My brother Aaron and I were fly fishing for smallmouth earlier this year. We combed shorelines with our polarized glasses trying to catch sight of any footballs cruising off the edge of a rock bar. It wasn't long until we spotted a pair of decent sized fish circling like sharks in and out from the shadow of a massive boulder. Without hesitating I flicked my rod, lifting the black and white streamer tied to the line out of the water into flight. False casting once, I dropped the streamer right where I wanted it among the deep shadow of the jutting boulders. After waiting a few moments, I stripped my fly all the way to the boat with the fish seeming uninterested in my presentation. Seconds later, Aaron's ultra heavy brown streamer he had dubbed "The Dredge" crashed into the same spot. The bigger fish out of the pair appearing enraged smashed The Dredge, and a few minutes later Aaron was holding the eighteen inch beautifully marked fish in hand, heavy brown streamer hanging from its mouth. Although not the biggest smallmouth we have caught, I was taken with its markings. I took the camera and got within inches, snapping photos, paying attention to the lighting so that the markings of the fish came out as much as possible. The end result was a picture where the fish's size wasn't what mattered, but its beauty, and the humor of Aaron's heavy, yet effective, fly hanging from the fish's lips.

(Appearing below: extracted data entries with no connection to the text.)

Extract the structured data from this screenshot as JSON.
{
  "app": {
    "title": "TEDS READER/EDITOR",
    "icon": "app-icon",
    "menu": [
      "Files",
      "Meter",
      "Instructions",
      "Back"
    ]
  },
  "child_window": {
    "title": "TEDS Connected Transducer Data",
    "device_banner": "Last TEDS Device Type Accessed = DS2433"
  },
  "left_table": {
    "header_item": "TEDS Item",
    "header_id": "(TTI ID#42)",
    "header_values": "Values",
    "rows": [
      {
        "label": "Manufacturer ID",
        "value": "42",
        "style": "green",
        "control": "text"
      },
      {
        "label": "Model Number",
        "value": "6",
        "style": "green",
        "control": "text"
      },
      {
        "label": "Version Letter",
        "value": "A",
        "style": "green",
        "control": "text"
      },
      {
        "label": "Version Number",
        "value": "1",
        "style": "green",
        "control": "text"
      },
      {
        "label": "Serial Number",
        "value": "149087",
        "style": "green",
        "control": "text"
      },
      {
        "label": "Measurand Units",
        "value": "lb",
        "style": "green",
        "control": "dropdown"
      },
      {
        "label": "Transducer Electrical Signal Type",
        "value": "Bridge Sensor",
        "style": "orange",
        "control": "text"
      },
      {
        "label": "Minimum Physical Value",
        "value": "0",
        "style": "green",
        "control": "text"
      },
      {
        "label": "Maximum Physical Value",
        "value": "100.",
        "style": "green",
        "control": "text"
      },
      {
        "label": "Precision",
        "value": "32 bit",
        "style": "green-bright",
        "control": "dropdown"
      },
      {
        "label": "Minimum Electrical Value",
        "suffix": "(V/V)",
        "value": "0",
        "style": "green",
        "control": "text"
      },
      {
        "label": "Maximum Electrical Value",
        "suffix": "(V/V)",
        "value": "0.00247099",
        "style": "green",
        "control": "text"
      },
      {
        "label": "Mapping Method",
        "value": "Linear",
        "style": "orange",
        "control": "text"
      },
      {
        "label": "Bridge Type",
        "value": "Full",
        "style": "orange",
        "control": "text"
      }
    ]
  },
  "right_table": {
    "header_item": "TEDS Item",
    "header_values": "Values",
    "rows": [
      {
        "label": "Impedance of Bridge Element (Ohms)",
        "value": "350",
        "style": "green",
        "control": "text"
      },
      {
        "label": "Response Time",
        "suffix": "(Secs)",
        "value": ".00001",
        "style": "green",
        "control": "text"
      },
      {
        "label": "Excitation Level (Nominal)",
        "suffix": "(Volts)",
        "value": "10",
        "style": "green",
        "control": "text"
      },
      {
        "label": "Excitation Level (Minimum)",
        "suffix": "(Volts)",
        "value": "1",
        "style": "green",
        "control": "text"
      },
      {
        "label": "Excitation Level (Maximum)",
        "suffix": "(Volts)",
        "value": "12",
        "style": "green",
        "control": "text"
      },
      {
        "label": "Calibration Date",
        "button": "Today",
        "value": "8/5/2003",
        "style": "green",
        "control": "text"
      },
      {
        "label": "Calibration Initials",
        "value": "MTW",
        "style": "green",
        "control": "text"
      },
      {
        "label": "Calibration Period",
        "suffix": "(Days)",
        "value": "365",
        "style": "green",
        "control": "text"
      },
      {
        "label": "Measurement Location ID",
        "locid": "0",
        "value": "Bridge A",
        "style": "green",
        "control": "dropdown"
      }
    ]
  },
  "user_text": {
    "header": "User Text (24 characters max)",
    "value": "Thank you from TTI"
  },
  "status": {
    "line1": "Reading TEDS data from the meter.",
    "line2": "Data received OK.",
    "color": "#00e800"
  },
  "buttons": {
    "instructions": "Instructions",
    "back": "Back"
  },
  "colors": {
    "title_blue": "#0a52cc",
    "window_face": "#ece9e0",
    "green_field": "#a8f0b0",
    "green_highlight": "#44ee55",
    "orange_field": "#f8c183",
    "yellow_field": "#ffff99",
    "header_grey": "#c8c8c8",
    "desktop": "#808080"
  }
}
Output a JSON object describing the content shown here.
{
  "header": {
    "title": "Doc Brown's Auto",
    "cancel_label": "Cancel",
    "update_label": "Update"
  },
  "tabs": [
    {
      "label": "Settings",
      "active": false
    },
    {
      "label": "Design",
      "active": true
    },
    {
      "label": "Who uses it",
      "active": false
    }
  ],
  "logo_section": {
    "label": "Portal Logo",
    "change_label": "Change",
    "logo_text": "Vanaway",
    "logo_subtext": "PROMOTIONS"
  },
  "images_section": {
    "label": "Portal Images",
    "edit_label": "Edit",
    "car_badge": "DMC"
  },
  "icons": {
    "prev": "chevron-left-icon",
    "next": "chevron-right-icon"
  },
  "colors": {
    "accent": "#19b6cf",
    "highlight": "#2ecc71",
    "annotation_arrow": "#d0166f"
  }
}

There are a multitude of techniques at your disposal to incorporate into creating more engaging photos: Lighting, perspective, interesting objects, scenery, quality camera gear, skillful use of said quality camera gear. Fish don't have to be big to merit a picture. You'll find me taking pictures of fingerling brook trout all season long, simply because they're stunning specimens. There is no photography rule, that when broken, brings great shame upon you from the fishing and hunting Gods; heck, get close to the fish, 'long arm' it if you have to, take ten steps towards the fish, shoot pictures through a microscope lens... Do whatever it takes so that when you look at that picture one... five... ten years down the road, you can live in that moment again.  Because in the end, that's why we're out there, to thrive in those special moments dished out to us from the often unforgiving wild.